Testosterone from Abroad: Greek Org Fosters Inclusivity and Multi-level Marketing

As the administration moves forward with their goal to “stop talking about goddamn Robert E. Lee,” the Admissions Office has made a concerted effort to attract additional international students to the university. As President Dudley put it in his latest address to the student body, “international students’ unique perspectives, work ethic, and limited knowledge of American history make them ideal W&L applicants.”

However, the shift in demographics has raised some concerns for the school’s esteemed Greek organizations.

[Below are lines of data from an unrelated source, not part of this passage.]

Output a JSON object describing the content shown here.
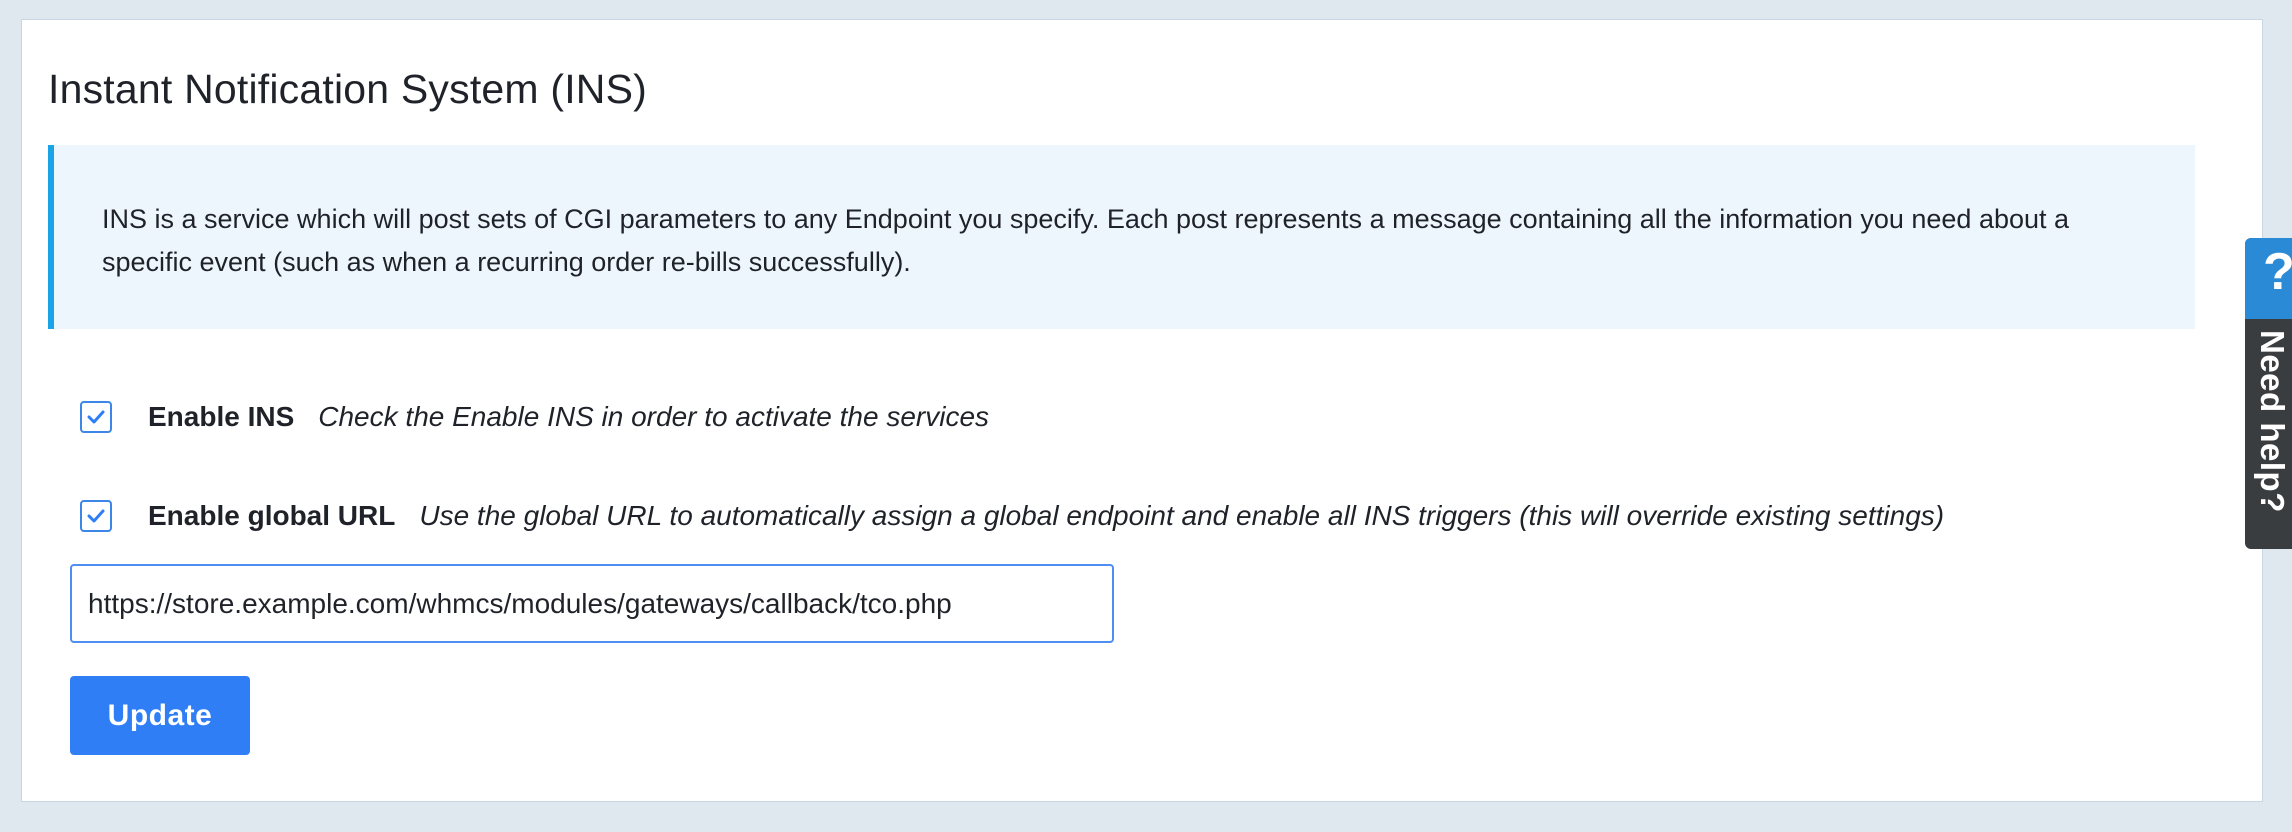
{
  "section": {
    "title": "Instant Notification System (INS)"
  },
  "info_box": {
    "text": "INS is a service which will post sets of CGI parameters to any Endpoint you specify. Each post represents a message containing all the information you need about a specific event (such as when a recurring order re-bills successfully)."
  },
  "enable_ins": {
    "checked": true,
    "label": "Enable INS",
    "help": "Check the Enable INS in order to activate the services"
  },
  "enable_global_url": {
    "checked": true,
    "label": "Enable global URL",
    "help": "Use the global URL to automatically assign a global endpoint and enable all INS triggers (this will override existing settings)"
  },
  "global_url_field": {
    "value": "https://store.example.com/whmcs/modules/gateways/callback/tco.php"
  },
  "update_button": {
    "label": "Update"
  },
  "help_tab": {
    "icon": "?",
    "label": "Need help?"
  },
  "colors": {
    "background": "#dfe7ef",
    "info_box_bg": "#eef6fd",
    "info_box_accent": "#1aa4e8",
    "checkbox_accent": "#3b86e6",
    "primary_button": "#2f7ef5",
    "help_tab_top": "#2b8ad6",
    "help_tab_body": "#3a3d40"
  }
}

“At first, I was very excited for all the opportunities this new class presented our fraternity,” said Beta Beta Recruitment Chair Chad Hemmings. “I mean, the dean can’t cancel our Ancient Egypt party again if one of our guys drove here on a camel, right? But it turns out that only half of the Egyptians we’re rushing have ever seen a camel, and when I asked them their favorite shapes, not a single one said pyramid. They’re not exotic. They’re just poor.”

For organizations such as Beta Beta, the often limited financial means of international students came as quite a shock.

“Last week, I told a pledge to buy me a six pack and he asked me if he could pay in rupees. Like what the fuck? We don’t have a barter system around here. And if we did, I wouldn’t trade a case of Busch for a whole herd of rupees,” said Lee Gacy, brother of Beta Beta. “When I was a freshman, I started every conversation with the fact that my dad worked at Goldman Sachs. Now, I don’t even ask the new guys what their dads do for a living. It just makes me sad.”

Despite these concerns, some organizations, such as the well-known Sigma Sigma Sigma fraternity, have learned to roll with the punches.

“One thing that’s great about recruiting poor people is they have nothing to lose,” said Treasurer Paul Logain, “which means they’re much more willing to get creative when it comes to paying dues. Usually when you ask a new member if he’s willing to click on Google search results twelve hours a day to join your fraternity, he’ll make some lame excuse, like ‘I have to go to class,’ or ‘I want to see my friends this week.’ These international students, though, they understand the grind.” Earlier this month, Logain’s chapter launched their “Sigma University” program, an online multi-level marketing campaign aimed to help new members cover the cost of frat dues and build valuable skills in areas such as drop shipping, cryptocurrency investing, and playing hard to get for the ladies.

“Sigma University has changed my life. Before, I was spending my weekends getting drunk and trying to talk to girls.  Now, I spend my weekends selling office chairs and avoiding women entirely,” said Andrew, a Romanian native and first-year member of Sigma Sigma Sigma.

Other new members share similar success stories.  Jordan, a psychology major from Canada, boasted “we are not the same, eh? You spend all day obsessing over your Instagram posts praying a girl will slide into your DMs. Ever since I started affiliate marketing, I’ve had to leave my phone off to avoid the torrent of girls just begging me to be their only fan.”

The Sigmas’ runaway success has garnered some attention in high places. Just this week, Sigma Sigma Sigma President Chip Morris received a letter from the Occupational Safety and Health Administration (OSHA) announcing their intention to pay the fraternity a visit while describing the group’s practices as “blatantly exploitative” and “reminiscent of the eighteenth century.” While most college students would be terrified of a visit from the federal government, President Morris seems optimistic.

“Of course I’m excited for the feds to visit. I mean, I know they’re narcs, and it’s kinda douchey to not tell us when they plan to come hang, but at least a few of them must know how to shotgun, right?”

For the sake of all the lonely young men on this campus, we at the Radish sure hope so.